My wife and I compromise fairly well, but we also fight for our individual need for self-care.  It is an ongoing negotiation for who gets a particular morning to exercise or who gets Saturday morning to themselves.  If my wife needs a message then we try to make it happen by finding compromise in our schedules.  Her physical and emotional wellbeing are very important for the health of our marriage and our home.  We’ve all heard the saying, “If momma bear isn’t happy then no one’s happy.”  That certainly is the case in our home.  Fight (respectively and lovingly of course) for your right to take care of yourself.  Once you have reached a satisfactorily level of self-care then push yourself to compromise.

The second point to compromise is the importance of empathy.  Empathy allows us to understand that our partner also has needs and wants.  Reiterating the message above, if two individuals are taking care of themselves then it behooves the couple to compromise whenever possible.  Showing empathy demonstrates to our spouse that they are important to us and that we are paying attention to how they feel.  The likelihood of compromising drastically increases when we have a better understanding of how the other person feels.
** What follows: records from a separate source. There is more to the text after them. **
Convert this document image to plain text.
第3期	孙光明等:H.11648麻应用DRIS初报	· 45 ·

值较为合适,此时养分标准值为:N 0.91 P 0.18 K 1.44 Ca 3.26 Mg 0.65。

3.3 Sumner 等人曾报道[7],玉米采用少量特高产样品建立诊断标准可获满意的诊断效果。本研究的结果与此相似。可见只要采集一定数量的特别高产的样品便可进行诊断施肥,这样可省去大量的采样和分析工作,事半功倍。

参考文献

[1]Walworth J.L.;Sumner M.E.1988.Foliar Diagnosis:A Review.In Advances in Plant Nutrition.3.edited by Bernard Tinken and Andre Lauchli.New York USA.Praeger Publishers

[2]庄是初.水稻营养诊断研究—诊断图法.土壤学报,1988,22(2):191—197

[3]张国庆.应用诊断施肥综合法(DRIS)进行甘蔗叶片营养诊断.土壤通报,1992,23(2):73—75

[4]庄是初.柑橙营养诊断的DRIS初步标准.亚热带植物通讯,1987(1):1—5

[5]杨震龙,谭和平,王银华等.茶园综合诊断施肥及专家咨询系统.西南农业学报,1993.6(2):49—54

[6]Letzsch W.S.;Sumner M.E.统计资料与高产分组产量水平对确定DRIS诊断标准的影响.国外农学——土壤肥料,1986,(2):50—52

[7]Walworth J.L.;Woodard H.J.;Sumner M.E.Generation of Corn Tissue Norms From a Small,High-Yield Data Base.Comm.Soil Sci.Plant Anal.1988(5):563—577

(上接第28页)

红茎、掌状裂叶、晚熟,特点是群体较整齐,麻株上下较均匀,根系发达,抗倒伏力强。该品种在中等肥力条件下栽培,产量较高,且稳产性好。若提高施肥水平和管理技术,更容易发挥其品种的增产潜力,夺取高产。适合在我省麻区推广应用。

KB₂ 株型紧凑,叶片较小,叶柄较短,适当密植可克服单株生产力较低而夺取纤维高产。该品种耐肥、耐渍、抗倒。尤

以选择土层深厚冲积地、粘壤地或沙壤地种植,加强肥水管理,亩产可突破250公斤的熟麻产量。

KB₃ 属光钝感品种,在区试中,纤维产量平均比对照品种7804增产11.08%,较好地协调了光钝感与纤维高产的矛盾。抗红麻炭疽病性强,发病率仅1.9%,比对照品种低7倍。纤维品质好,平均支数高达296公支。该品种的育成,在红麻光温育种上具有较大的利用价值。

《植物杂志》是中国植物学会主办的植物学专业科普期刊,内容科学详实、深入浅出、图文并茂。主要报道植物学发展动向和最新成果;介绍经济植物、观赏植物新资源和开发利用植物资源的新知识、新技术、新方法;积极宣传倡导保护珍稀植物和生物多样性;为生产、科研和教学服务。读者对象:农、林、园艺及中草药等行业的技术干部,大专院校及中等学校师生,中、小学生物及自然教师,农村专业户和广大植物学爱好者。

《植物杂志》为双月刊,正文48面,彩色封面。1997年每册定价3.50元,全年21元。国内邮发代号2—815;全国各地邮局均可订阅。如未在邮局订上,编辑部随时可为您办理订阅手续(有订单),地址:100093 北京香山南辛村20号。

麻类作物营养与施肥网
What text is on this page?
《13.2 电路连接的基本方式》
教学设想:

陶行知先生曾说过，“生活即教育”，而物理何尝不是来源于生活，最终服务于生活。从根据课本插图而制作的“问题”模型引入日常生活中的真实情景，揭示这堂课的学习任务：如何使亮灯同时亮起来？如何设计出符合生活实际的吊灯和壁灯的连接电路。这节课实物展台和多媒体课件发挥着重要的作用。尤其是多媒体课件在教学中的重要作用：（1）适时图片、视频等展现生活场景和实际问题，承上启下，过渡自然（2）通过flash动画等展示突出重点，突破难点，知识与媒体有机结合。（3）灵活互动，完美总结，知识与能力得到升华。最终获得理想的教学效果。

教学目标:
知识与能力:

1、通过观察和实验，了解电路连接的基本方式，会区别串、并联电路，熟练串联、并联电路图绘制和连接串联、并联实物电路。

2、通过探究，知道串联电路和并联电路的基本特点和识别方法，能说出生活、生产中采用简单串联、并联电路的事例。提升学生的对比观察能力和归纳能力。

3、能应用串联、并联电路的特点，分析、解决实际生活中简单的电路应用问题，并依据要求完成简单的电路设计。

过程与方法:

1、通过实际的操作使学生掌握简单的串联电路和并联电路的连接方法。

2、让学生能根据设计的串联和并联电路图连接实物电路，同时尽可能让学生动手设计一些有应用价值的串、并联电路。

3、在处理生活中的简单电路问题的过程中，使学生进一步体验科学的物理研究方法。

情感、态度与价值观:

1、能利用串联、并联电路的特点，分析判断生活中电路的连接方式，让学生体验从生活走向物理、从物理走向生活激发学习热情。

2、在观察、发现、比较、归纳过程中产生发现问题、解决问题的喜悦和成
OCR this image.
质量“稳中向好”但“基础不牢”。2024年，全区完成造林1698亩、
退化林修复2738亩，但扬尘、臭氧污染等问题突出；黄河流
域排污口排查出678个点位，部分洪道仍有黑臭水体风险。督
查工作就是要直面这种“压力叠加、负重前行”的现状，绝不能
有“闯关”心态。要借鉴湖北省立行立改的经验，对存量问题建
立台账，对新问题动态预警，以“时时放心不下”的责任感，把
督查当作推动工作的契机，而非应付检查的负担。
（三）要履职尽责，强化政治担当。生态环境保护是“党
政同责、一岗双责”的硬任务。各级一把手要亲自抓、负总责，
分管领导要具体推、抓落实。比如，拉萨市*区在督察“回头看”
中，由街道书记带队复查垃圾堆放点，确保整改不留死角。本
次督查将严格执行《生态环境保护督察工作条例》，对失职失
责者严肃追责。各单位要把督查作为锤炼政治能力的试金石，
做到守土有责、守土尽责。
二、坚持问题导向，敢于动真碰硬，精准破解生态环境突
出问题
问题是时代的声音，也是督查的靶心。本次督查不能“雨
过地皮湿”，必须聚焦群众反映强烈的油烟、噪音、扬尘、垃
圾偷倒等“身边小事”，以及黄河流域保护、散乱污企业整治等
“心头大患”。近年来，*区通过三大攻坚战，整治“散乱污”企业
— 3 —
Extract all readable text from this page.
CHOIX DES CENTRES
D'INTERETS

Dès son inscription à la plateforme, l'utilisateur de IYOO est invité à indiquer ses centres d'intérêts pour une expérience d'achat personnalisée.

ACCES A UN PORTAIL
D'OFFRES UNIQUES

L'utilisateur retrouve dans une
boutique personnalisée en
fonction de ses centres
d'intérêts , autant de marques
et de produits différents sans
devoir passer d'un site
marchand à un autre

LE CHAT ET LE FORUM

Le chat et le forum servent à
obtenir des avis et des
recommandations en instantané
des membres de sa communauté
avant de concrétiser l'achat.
The third and last point to compromise is the need for it to be reciprocal.  If two people are empathetic to one another’s needs then compromise will be reciprocal.  If the same person is the one compromising every time something is wrong. There are some relationships where the couple has fallen into a pattern of one partner making all the decisions and the other partner submitting.  This isn’t necessarily bad, but most of the time it is.  It is not healthy for the same spouse to make all the decisions.  This usually leads to the submitting spouse becoming detached or resentful, both of which are unhealthy.  In addition, it is not healthy for any of us to get what we want every time.  The practice of compromise is necessary for our own maturity.

Compromise can be very difficult for any relationship, but difficulty does not mean it is unhealthy.  I encourage you to look for ways to compromise with your partner today and by doing so making an investment in your relationship and your future.